Emily wandte sich um und führte mich an der Hand ins Schlafzimmer. Der Raum war gerade groß genug, dass er im Gesamten nur drei Möbel fasste: einen Schreibtisch, der unter dem Fenster stand, ein Bett mit himmelblauer Baumwollbettwäsche und einen Kleiderschrank. Es gab einen hohen Spiegel gegenüber der Tür und Öllampen an den Wänden, die nicht brannten. Auch hier schmückten Runen Tür und Fensterbrett.
Emily ließ meine Hand los und legte sich ins Bett. Ihre Bettwäsche raschelte verführerisch.
„Komm zu mir, William“, murmelte sie. „Hier neben mich.“
Ich zog meine Schuhe aus und legte mich zu ihr. Inzwischen war meine Leibwäsche am Körper getrocknet. Emily schmiegte sich an mich, und ich legte den Arm um sie. Die Augen wurden mir schwer. Regen und fern grollender Donner füllten meinen Kopf.
„Dein Hemd ist noch feucht“, nuschelte Emily. Ich hörte ein leises Lächeln, dass ihre Worte süßte.
„Ich habe vor deiner Haustür einen Freund von dir getroffen“, murmelte ich.
„Wen?“
„Sein Name war Glenn. Ein eigenartiger Kerl.“ Ich lächelte müde, als ich an seine merkwürdigen Gesten dachte. „Er hat mich an eine Marionette erinnert.“
Emily schwieg dazu.
Ich erwachte Stunden später. Der Sturm hatte sich gelegt, sogar die Wolken hatten sich verzogen, und silbernes Mondlicht strömte durch das Fenster. Stille drückte gegen das Glas. Ich glaubte, das Licht habe mich geweckt. Da bemerkte ich, dass Emily vorsichtig von mir abrückte. Ich atmete regelmäßig weiter und behielt die Augen geschlossen. Emily stieg aus dem Bett und fing an, barfuß durchs Zimmer zu tappen. Ich wurde nicht schlau aus dem, was ich hörte. Nach einer Weile siegte die Neugier. Ich öffnete ein Auge. Emily hatte ihren Kleiderschrank geöffnet und tastete mit einer Hand darin herum. Ihr dunkles Haar glänzte im Mondlicht.

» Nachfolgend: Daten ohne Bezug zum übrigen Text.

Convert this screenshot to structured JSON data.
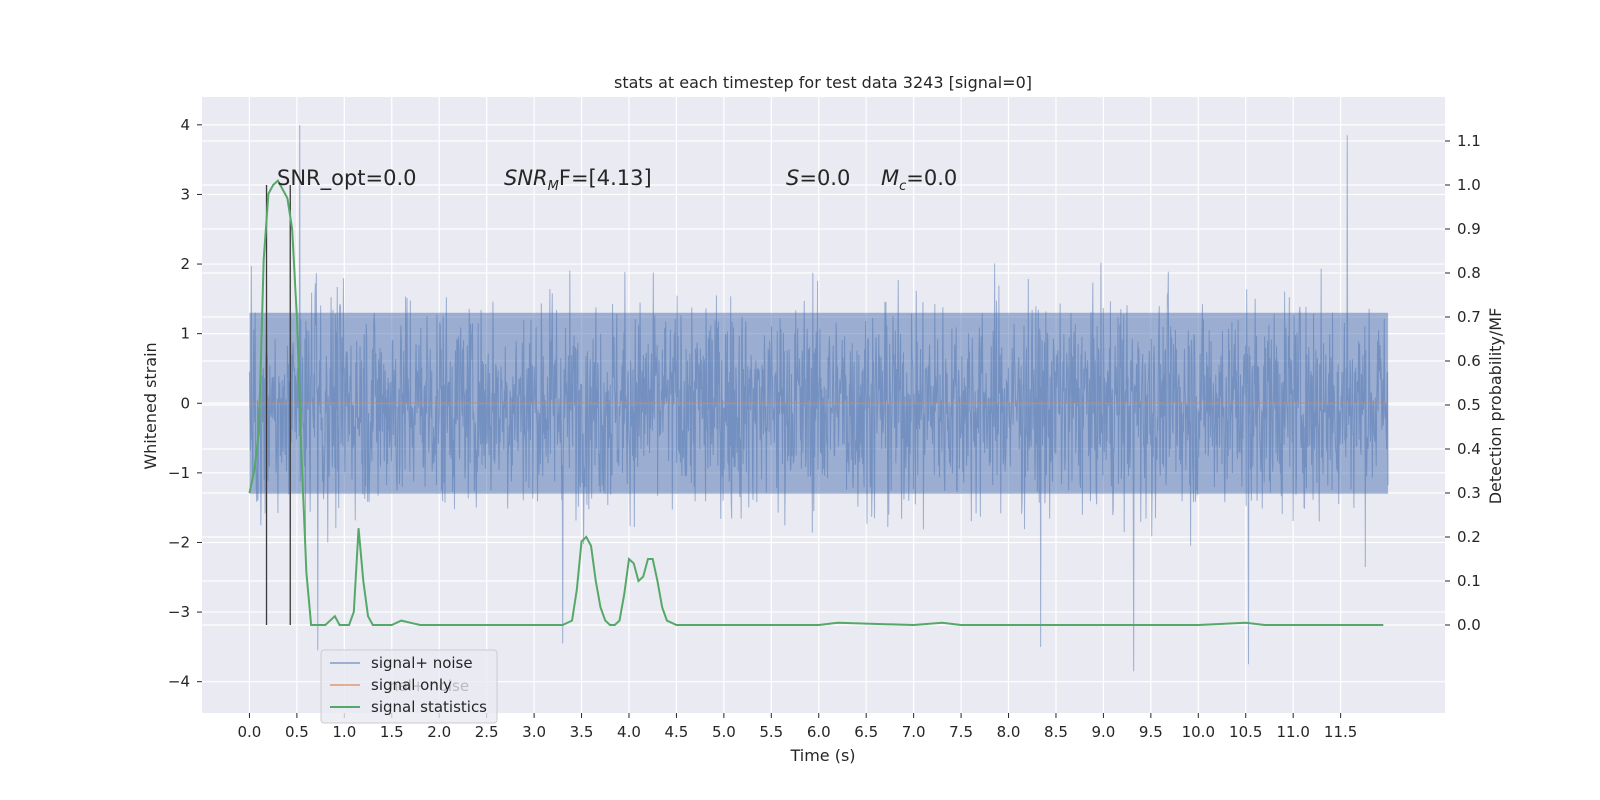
{
  "chart_data": {
    "type": "line",
    "title": "stats at each timestep for test data 3243 [signal=0]",
    "xlabel": "Time (s)",
    "ylabel": "Whitened strain",
    "y2label": "Detection probability/MF",
    "xlim": [
      -0.5,
      12.6
    ],
    "ylim": [
      -4.45,
      4.4
    ],
    "y2lim": [
      -0.2,
      1.2
    ],
    "x_ticks": [
      0.0,
      0.5,
      1.0,
      1.5,
      2.0,
      2.5,
      3.0,
      3.5,
      4.0,
      4.5,
      5.0,
      5.5,
      6.0,
      6.5,
      7.0,
      7.5,
      8.0,
      8.5,
      9.0,
      9.5,
      10.0,
      10.5,
      11.0,
      11.5
    ],
    "x_tick_labels": [
      "0.0",
      "0.5",
      "1.0",
      "1.5",
      "2.0",
      "2.5",
      "3.0",
      "3.5",
      "4.0",
      "4.5",
      "5.0",
      "5.5",
      "6.0",
      "6.5",
      "7.0",
      "7.5",
      "8.0",
      "8.5",
      "9.0",
      "9.5",
      "10.0",
      "10.5",
      "11.0",
      "11.5"
    ],
    "y_ticks": [
      -4,
      -3,
      -2,
      -1,
      0,
      1,
      2,
      3,
      4
    ],
    "y_tick_labels": [
      "−4",
      "−3",
      "−2",
      "−1",
      "0",
      "1",
      "2",
      "3",
      "4"
    ],
    "y2_ticks": [
      0.0,
      0.1,
      0.2,
      0.3,
      0.4,
      0.5,
      0.6,
      0.7,
      0.8,
      0.9,
      1.0,
      1.1
    ],
    "y2_tick_labels": [
      "0.0",
      "0.1",
      "0.2",
      "0.3",
      "0.4",
      "0.5",
      "0.6",
      "0.7",
      "0.8",
      "0.9",
      "1.0",
      "1.1"
    ],
    "grid": true,
    "legend_position": "lower-left",
    "colors": {
      "background": "#eaeaf2",
      "grid": "#ffffff",
      "noise": "#4c72b0",
      "signal": "#dd8452",
      "statistics": "#55a868",
      "marker": "#3a3a3a"
    },
    "series": [
      {
        "name": "signal+ noise",
        "axis": "left",
        "x_range": [
          0.0,
          12.0
        ],
        "sample_count": 2400,
        "amplitude_envelope": {
          "max": 4.0,
          "typical_upper": 2.3,
          "typical_lower": -2.3,
          "solid_band": [
            -1.3,
            1.3
          ]
        },
        "notable_peaks": [
          {
            "x": 0.53,
            "y": 4.0
          },
          {
            "x": 11.57,
            "y": 3.85
          },
          {
            "x": 0.72,
            "y": -3.55
          },
          {
            "x": 9.32,
            "y": -3.85
          },
          {
            "x": 10.53,
            "y": -3.75
          },
          {
            "x": 8.34,
            "y": -3.5
          },
          {
            "x": 3.3,
            "y": -3.45
          }
        ]
      },
      {
        "name": "signal only",
        "axis": "left",
        "x": [
          0.0,
          12.0
        ],
        "y": [
          0.0,
          0.0
        ]
      },
      {
        "name": "signal statistics",
        "axis": "right",
        "x": [
          0.0,
          0.05,
          0.1,
          0.15,
          0.2,
          0.25,
          0.3,
          0.35,
          0.4,
          0.45,
          0.5,
          0.55,
          0.6,
          0.65,
          0.7,
          0.75,
          0.8,
          0.9,
          0.95,
          1.0,
          1.05,
          1.1,
          1.15,
          1.2,
          1.25,
          1.3,
          1.35,
          1.4,
          1.45,
          1.5,
          1.6,
          1.7,
          1.8,
          1.9,
          2.0,
          2.5,
          3.0,
          3.3,
          3.4,
          3.45,
          3.5,
          3.55,
          3.6,
          3.65,
          3.7,
          3.75,
          3.8,
          3.85,
          3.9,
          3.95,
          4.0,
          4.05,
          4.1,
          4.15,
          4.2,
          4.25,
          4.3,
          4.35,
          4.4,
          4.45,
          4.5,
          4.55,
          4.6,
          4.65,
          4.7,
          4.75,
          4.8,
          4.9,
          5.0,
          6.0,
          6.2,
          7.0,
          7.3,
          7.5,
          9.0,
          10.0,
          10.5,
          10.7,
          11.0,
          11.5,
          11.9,
          11.95
        ],
        "y": [
          0.3,
          0.35,
          0.44,
          0.83,
          0.98,
          1.0,
          1.01,
          0.99,
          0.97,
          0.9,
          0.7,
          0.38,
          0.12,
          0.0,
          0.0,
          0.0,
          0.0,
          0.02,
          0.0,
          0.0,
          0.0,
          0.03,
          0.22,
          0.1,
          0.02,
          0.0,
          0.0,
          0.0,
          0.0,
          0.0,
          0.01,
          0.005,
          0.0,
          0.0,
          0.0,
          0.0,
          0.0,
          0.0,
          0.01,
          0.08,
          0.19,
          0.2,
          0.18,
          0.1,
          0.04,
          0.01,
          0.0,
          0.0,
          0.01,
          0.07,
          0.15,
          0.14,
          0.1,
          0.11,
          0.15,
          0.15,
          0.1,
          0.04,
          0.01,
          0.005,
          0.0,
          0.0,
          0.0,
          0.0,
          0.0,
          0.0,
          0.0,
          0.0,
          0.0,
          0.0,
          0.005,
          0.0,
          0.005,
          0.0,
          0.0,
          0.0,
          0.005,
          0.0,
          0.0,
          0.0,
          0.0,
          0.0
        ]
      }
    ],
    "vertical_markers": [
      0.18,
      0.43
    ],
    "annotations": {
      "snr_opt": "SNR_opt=0.0",
      "snr_mf_prefix": "SNR",
      "snr_mf_sub": "M",
      "snr_mf_suffix": "F=[4.13]",
      "s_var": "S",
      "s_value": "=0.0",
      "mc_var": "M",
      "mc_sub": "c",
      "mc_value": "=0.0"
    },
    "legend": [
      {
        "label": "signal+ noise",
        "color": "#4c72b0",
        "opacity": 0.5
      },
      {
        "label": "signal only",
        "color": "#dd8452",
        "opacity": 0.6
      },
      {
        "label": "signal statistics",
        "color": "#55a868",
        "opacity": 1.0
      }
    ],
    "legend_ghost_text": "nal+ noise"
  }
}
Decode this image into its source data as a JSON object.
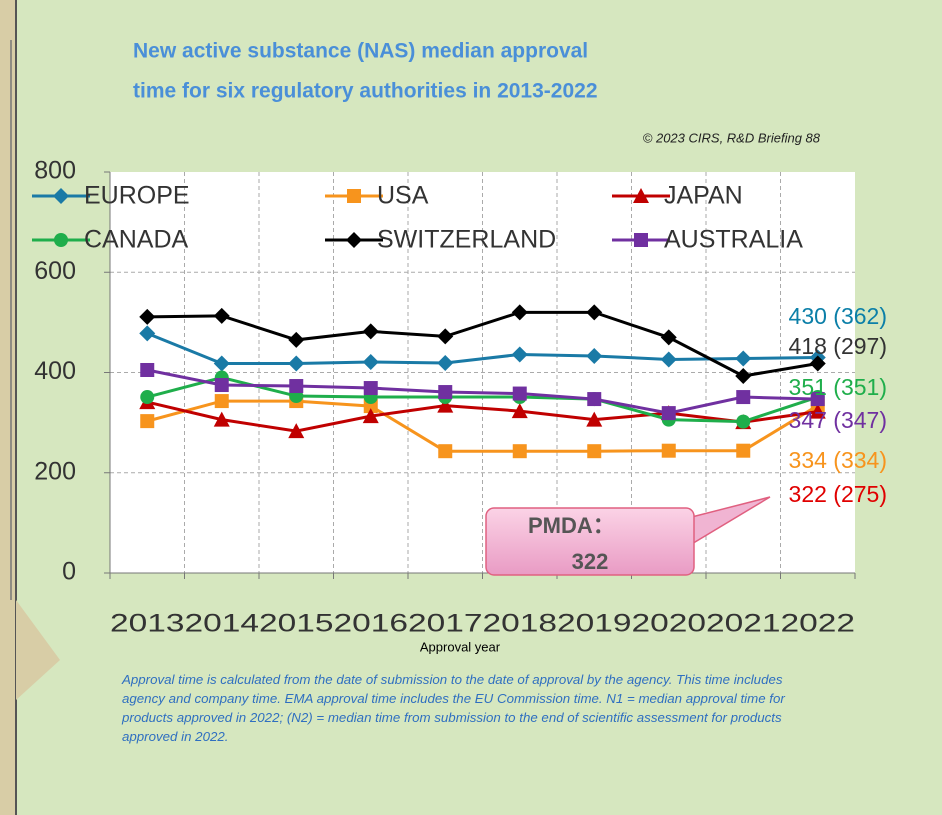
{
  "chart_data": {
    "type": "line",
    "title_lines": [
      "New active substance (NAS) median approval",
      "time for six regulatory authorities in 2013-2022"
    ],
    "copyright": "© 2023 CIRS, R&D Briefing 88",
    "x_label": "Approval year",
    "categories": [
      "2013",
      "2014",
      "2015",
      "2016",
      "2017",
      "2018",
      "2019",
      "2020",
      "2021",
      "2022"
    ],
    "ylim": [
      0,
      800
    ],
    "yticks": [
      0,
      200,
      400,
      600,
      800
    ],
    "grid": true,
    "series": [
      {
        "name": "EUROPE",
        "color": "#1a7aa6",
        "marker": "diamond",
        "values": [
          478,
          418,
          418,
          421,
          419,
          436,
          433,
          426,
          428,
          430
        ]
      },
      {
        "name": "USA",
        "color": "#f7941d",
        "marker": "square",
        "values": [
          303,
          343,
          343,
          333,
          243,
          243,
          243,
          244,
          244,
          334
        ]
      },
      {
        "name": "JAPAN",
        "color": "#c00000",
        "marker": "triangle",
        "values": [
          341,
          306,
          283,
          313,
          334,
          323,
          306,
          319,
          301,
          322
        ]
      },
      {
        "name": "CANADA",
        "color": "#1fae4b",
        "marker": "circle",
        "values": [
          351,
          390,
          353,
          351,
          351,
          351,
          347,
          306,
          302,
          351
        ]
      },
      {
        "name": "SWITZERLAND",
        "color": "#000000",
        "marker": "diamond",
        "values": [
          511,
          513,
          465,
          482,
          472,
          520,
          520,
          470,
          393,
          418
        ]
      },
      {
        "name": "AUSTRALIA",
        "color": "#7030a0",
        "marker": "square",
        "values": [
          405,
          375,
          373,
          369,
          361,
          358,
          347,
          319,
          351,
          347
        ]
      }
    ],
    "end_labels": [
      {
        "text": "430 (362)",
        "color": "#0b7fa8"
      },
      {
        "text": "418 (297)",
        "color": "#333333"
      },
      {
        "text": "351 (351)",
        "color": "#1fae4b"
      },
      {
        "text": "347 (347)",
        "color": "#7030a0"
      },
      {
        "text": "334 (334)",
        "color": "#f7941d"
      },
      {
        "text": "322 (275)",
        "color": "#e00000"
      }
    ],
    "callout": [
      "PMDA：",
      "322"
    ],
    "footnote": "Approval time is calculated from the date of submission to the date of approval by the agency. This time includes agency and company time. EMA approval time includes the EU Commission time. N1 = median approval time for products approved in 2022; (N2) = median time from submission to the end of scientific assessment for products approved in 2022."
  }
}
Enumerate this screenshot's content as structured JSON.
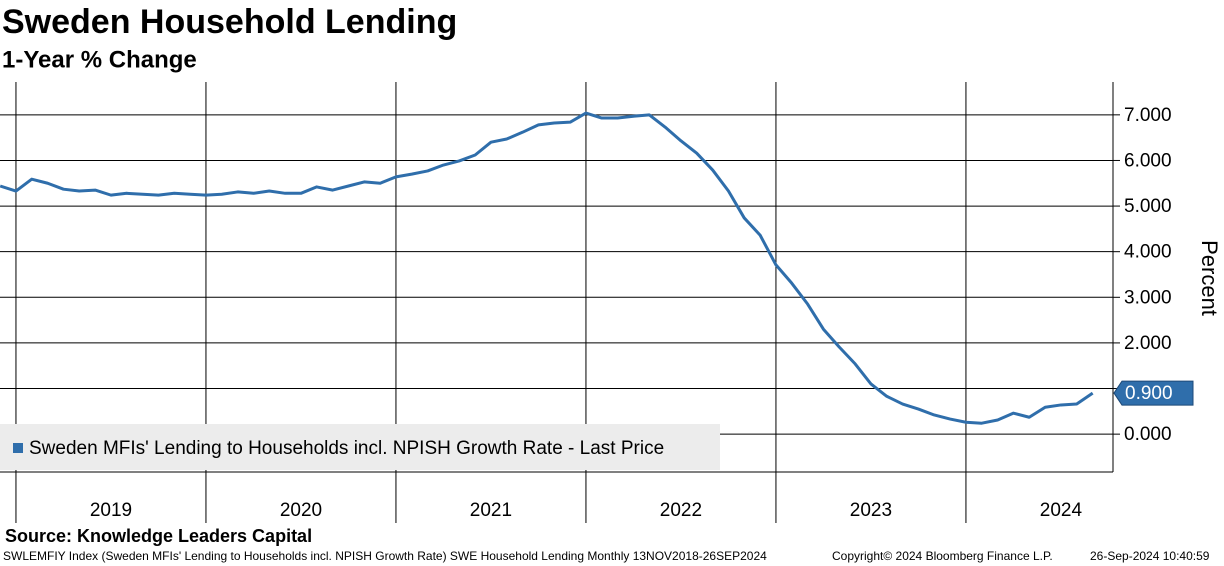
{
  "chart_data": {
    "type": "line",
    "title": "Sweden Household Lending",
    "subtitle": "1-Year % Change",
    "y_label": "Percent",
    "source": "Source: Knowledge Leaders Capital",
    "footer": [
      "SWLEMFIY Index (Sweden MFIs' Lending to Households incl. NPISH Growth Rate) SWE Household Lending  Monthly 13NOV2018-26SEP2024",
      "Copyright© 2024 Bloomberg Finance L.P.",
      "26-Sep-2024 10:40:59"
    ],
    "xlim": [
      2018.916,
      2024.774
    ],
    "xticks": [
      {
        "value": 2019,
        "label": "2019"
      },
      {
        "value": 2020,
        "label": "2020"
      },
      {
        "value": 2021,
        "label": "2021"
      },
      {
        "value": 2022,
        "label": "2022"
      },
      {
        "value": 2023,
        "label": "2023"
      },
      {
        "value": 2024,
        "label": "2024"
      }
    ],
    "ylim": [
      -0.83,
      7.72
    ],
    "yticks": [
      {
        "value": 0,
        "label": "0.000"
      },
      {
        "value": 1,
        "label": "1.000"
      },
      {
        "value": 2,
        "label": "2.000"
      },
      {
        "value": 3,
        "label": "3.000"
      },
      {
        "value": 4,
        "label": "4.000"
      },
      {
        "value": 5,
        "label": "5.000"
      },
      {
        "value": 6,
        "label": "6.000"
      },
      {
        "value": 7,
        "label": "7.000"
      }
    ],
    "grid": true,
    "legend": "bottom-left",
    "annotations": [
      {
        "value": 0.9,
        "label": "0.900"
      }
    ],
    "series": [
      {
        "name": "Sweden MFIs' Lending to Households incl. NPISH Growth Rate - Last Price",
        "color": "#2f6eab",
        "x": [
          2018.917,
          2019.0,
          2019.083,
          2019.167,
          2019.25,
          2019.333,
          2019.417,
          2019.5,
          2019.583,
          2019.667,
          2019.75,
          2019.833,
          2019.917,
          2020.0,
          2020.083,
          2020.167,
          2020.25,
          2020.333,
          2020.417,
          2020.5,
          2020.583,
          2020.667,
          2020.75,
          2020.833,
          2020.917,
          2021.0,
          2021.083,
          2021.167,
          2021.25,
          2021.333,
          2021.417,
          2021.5,
          2021.583,
          2021.667,
          2021.75,
          2021.833,
          2021.917,
          2022.0,
          2022.083,
          2022.167,
          2022.25,
          2022.333,
          2022.417,
          2022.5,
          2022.583,
          2022.667,
          2022.75,
          2022.833,
          2022.917,
          2023.0,
          2023.083,
          2023.167,
          2023.25,
          2023.333,
          2023.417,
          2023.5,
          2023.583,
          2023.667,
          2023.75,
          2023.833,
          2023.917,
          2024.0,
          2024.083,
          2024.167,
          2024.25,
          2024.333,
          2024.417,
          2024.5,
          2024.583,
          2024.667
        ],
        "values": [
          5.44,
          5.33,
          5.59,
          5.5,
          5.37,
          5.33,
          5.35,
          5.24,
          5.28,
          5.26,
          5.24,
          5.28,
          5.26,
          5.24,
          5.26,
          5.31,
          5.28,
          5.33,
          5.28,
          5.28,
          5.42,
          5.35,
          5.44,
          5.53,
          5.5,
          5.64,
          5.7,
          5.77,
          5.9,
          5.99,
          6.12,
          6.4,
          6.47,
          6.62,
          6.78,
          6.82,
          6.84,
          7.04,
          6.93,
          6.93,
          6.97,
          7.0,
          6.73,
          6.43,
          6.16,
          5.79,
          5.33,
          4.74,
          4.36,
          3.71,
          3.31,
          2.85,
          2.3,
          1.91,
          1.54,
          1.1,
          0.83,
          0.66,
          0.55,
          0.42,
          0.33,
          0.26,
          0.24,
          0.31,
          0.46,
          0.37,
          0.59,
          0.64,
          0.66,
          0.9
        ]
      }
    ]
  }
}
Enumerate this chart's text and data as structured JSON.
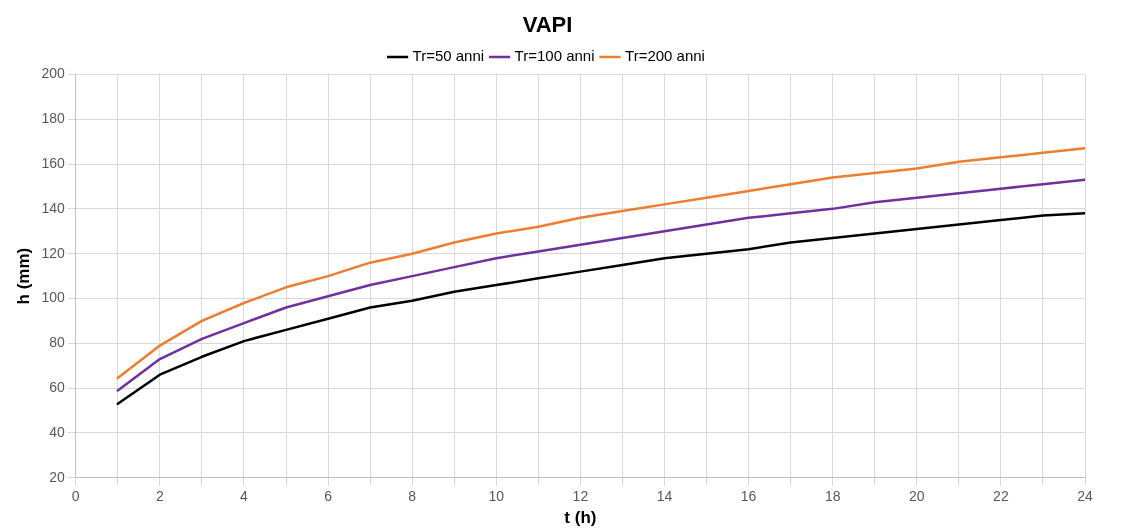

Als sie ihren Arm aus dem Schrank zog, hielt sie einen metallenen Gegenstand in den Händen. Ich konnte nicht erkennen, was es war, sah nur ein kurzes Aufblitzen. Ein Messer?
In diesem Moment wurde mir klar, dass ich Emily doch eigentlich kaum kannte, wusste nur, dass sie etwas verrückt war. Mir lief es eiskalt über den Rücken. Ich widerstand dem Drang, mich aufzurichten, und schloss die Augen für den Fall, dass sie zu mir sah. Vermutlich hatte sie bloß irgendeinen okkulten Gegenstand ausgekramt. Sie wollte nicht, dass ich etwas davon erfuhr. Sie fürchtete ohnehin, ich könne sie für verrückt halten.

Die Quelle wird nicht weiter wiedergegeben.